The entire market rallied in the 3 months leading up to the approval, with many tokens increasing hundreds of percent. Now with the unlocking of Grayscale, allowing billions worth of formerly ‘trapped’ Bitcoins to be sold, and 90 more days to halving, all eyes continue to be on Bitcoin.
Note from our CEO
The last period of growth benefited us in four ways: It increased our trading volumes, expanded the value of many of our clients’ tokens, brought us several new exchange deals and created more robust token launches.
As a liquidity provider we were very satisfied with the recent launches we facilitated. Volatility was relatively mild and the tokens quickly found support. This is a great sign for things to come.
Happy new year,
Yohai Rayfeld
Chart of the month
The image above is a crypto futures ‘heatmap’ from CoinGlass, showing the excitement and market over-heat leading to the Bitcoin ETFs announcement and the following cool down. The chart marks in colors the last 6 months of premiums paid to speculate on cryptocurrencies. The bright yellow shows the period between December 27th and January 2nd when speculators paid over 50% annualized interest to bet on price increases. Currently premiums are back below 10%.
Blogs and feeds
Gaming is one of the hottest narratives in crypto, so this month we shared on the EF blog a deep dive on the subject. The article overviews in-game economies, taxation of creators and how The Sandbox stands to change it all.
Team update
We're happy to welcome Tom Patreanu, the new addition to our excellent 24/7 monitoring team. Tom is studying to be a full-stack developer with an avid interest in economics and cryptocurrency markets.

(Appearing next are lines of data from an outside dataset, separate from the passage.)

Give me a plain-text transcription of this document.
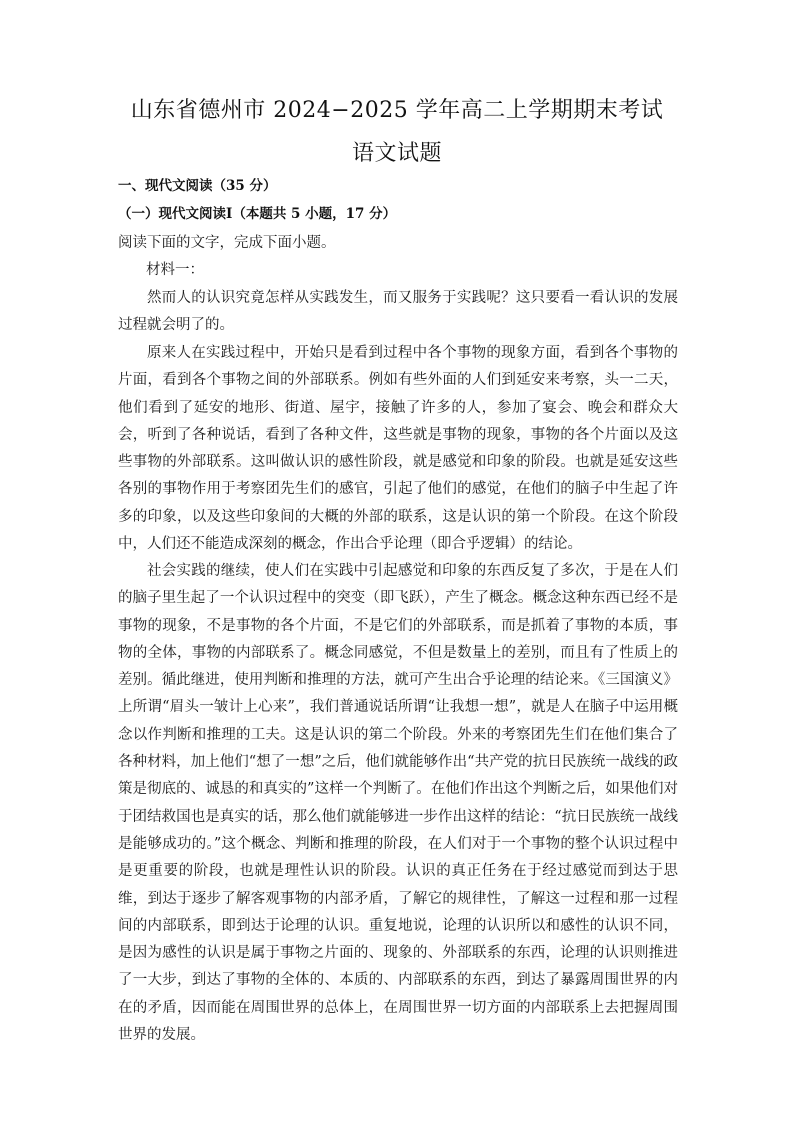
山东省德州市 2024−2025 学年高二上学期期末考试
语文试题
一、现代文阅读（35 分）
（一）现代文阅读Ⅰ（本题共 5 小题，17 分）
阅读下面的文字，完成下面小题。
材料一：

然而人的认识究竟怎样从实践发生，而又服务于实践呢？这只要看一看认识的发展过程就会明了的。

原来人在实践过程中，开始只是看到过程中各个事物的现象方面，看到各个事物的片面，看到各个事物之间的外部联系。例如有些外面的人们到延安来考察，头一二天，他们看到了延安的地形、街道、屋宇，接触了许多的人，参加了宴会、晚会和群众大会，听到了各种说话，看到了各种文件，这些就是事物的现象，事物的各个片面以及这些事物的外部联系。这叫做认识的感性阶段，就是感觉和印象的阶段。也就是延安这些各别的事物作用于考察团先生们的感官，引起了他们的感觉，在他们的脑子中生起了许多的印象，以及这些印象间的大概的外部的联系，这是认识的第一个阶段。在这个阶段中，人们还不能造成深刻的概念，作出合乎论理（即合乎逻辑）的结论。

社会实践的继续，使人们在实践中引起感觉和印象的东西反复了多次，于是在人们的脑子里生起了一个认识过程中的突变（即飞跃），产生了概念。概念这种东西已经不是事物的现象，不是事物的各个片面，不是它们的外部联系，而是抓着了事物的本质，事物的全体，事物的内部联系了。概念同感觉，不但是数量上的差别，而且有了性质上的差别。循此继进，使用判断和推理的方法，就可产生出合乎论理的结论来。《三国演义》上所谓“眉头一皱计上心来”，我们普通说话所谓“让我想一想”，就是人在脑子中运用概念以作判断和推理的工夫。这是认识的第二个阶段。外来的考察团先生们在他们集合了各种材料，加上他们“想了一想”之后，他们就能够作出“共产党的抗日民族统一战线的政策是彻底的、诚恳的和真实的”这样一个判断了。在他们作出这个判断之后，如果他们对于团结救国也是真实的话，那么他们就能够进一步作出这样的结论：“抗日民族统一战线是能够成功的。”这个概念、判断和推理的阶段，在人们对于一个事物的整个认识过程中是更重要的阶段，也就是理性认识的阶段。认识的真正任务在于经过感觉而到达于思维，到达于逐步了解客观事物的内部矛盾，了解它的规律性，了解这一过程和那一过程间的内部联系，即到达于论理的认识。重复地说，论理的认识所以和感性的认识不同，是因为感性的认识是属于事物之片面的、现象的、外部联系的东西，论理的认识则推进了一大步，到达了事物的全体的、本质的、内部联系的东西，到达了暴露周围世界的内在的矛盾，因而能在周围世界的总体上，在周围世界一切方面的内部联系上去把握周围世界的发展。
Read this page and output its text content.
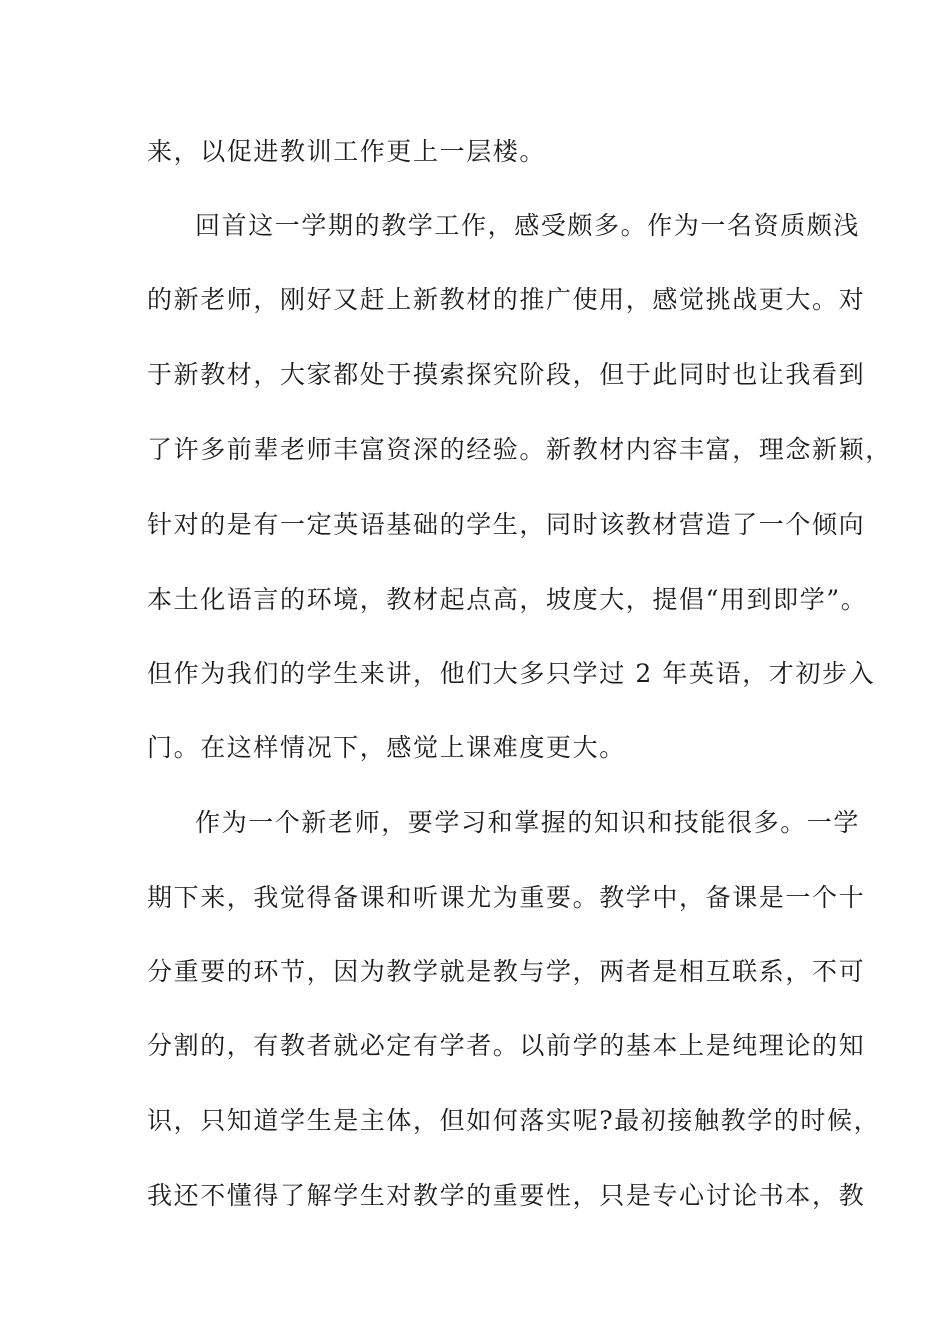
来，以促进教训工作更上一层楼。
回首这一学期的教学工作，感受颇多。作为一名资质颇浅
的新老师，刚好又赶上新教材的推广使用，感觉挑战更大。对
于新教材，大家都处于摸索探究阶段，但于此同时也让我看到
了许多前辈老师丰富资深的经验。新教材内容丰富，理念新颖，
针对的是有一定英语基础的学生，同时该教材营造了一个倾向
本土化语言的环境，教材起点高，坡度大，提倡“用到即学”。
但作为我们的学生来讲，他们大多只学过 2 年英语，才初步入
门。在这样情况下，感觉上课难度更大。
作为一个新老师，要学习和掌握的知识和技能很多。一学
期下来，我觉得备课和听课尤为重要。教学中，备课是一个十
分重要的环节，因为教学就是教与学，两者是相互联系，不可
分割的，有教者就必定有学者。以前学的基本上是纯理论的知
识，只知道学生是主体，但如何落实呢?最初接触教学的时候，
我还不懂得了解学生对教学的重要性，只是专心讨论书本，教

Conferences: Our research analyst, Sara Wiesner, was at 37C3 in Hamburg, the yearly digital rights and futurism focused event.
January commentary
Days after FTX’s collapse in November 2022, we wrote:
“This is the equivalent of a forest fire. As bad as it is, it will clear the forest of debris, open it up to sunlight and create fertile ground for the next period of growth.” The recent ETF hype cycle and price lift-off shows the foundation is there for the next period of real growth in Bitcoin.
Galaxy Digital forecasted an inflow of $125bn to $450bn in Bitcoin ETFs in the next few years, assuming 10% of global funds will allocate 1% of their assets. “We expect other markets to follow the US… A wide range of other investment vehicles are likely to add Bitcoin to their strategies.'' they wrote.
As long as all the 11 ETFs approved by the SEC on January 10th are managed with transparency, they’re a huge positive for crypto prices. But there are many eyes on blockchain analytics ready to count how many BTCs are held by each ETF at any time.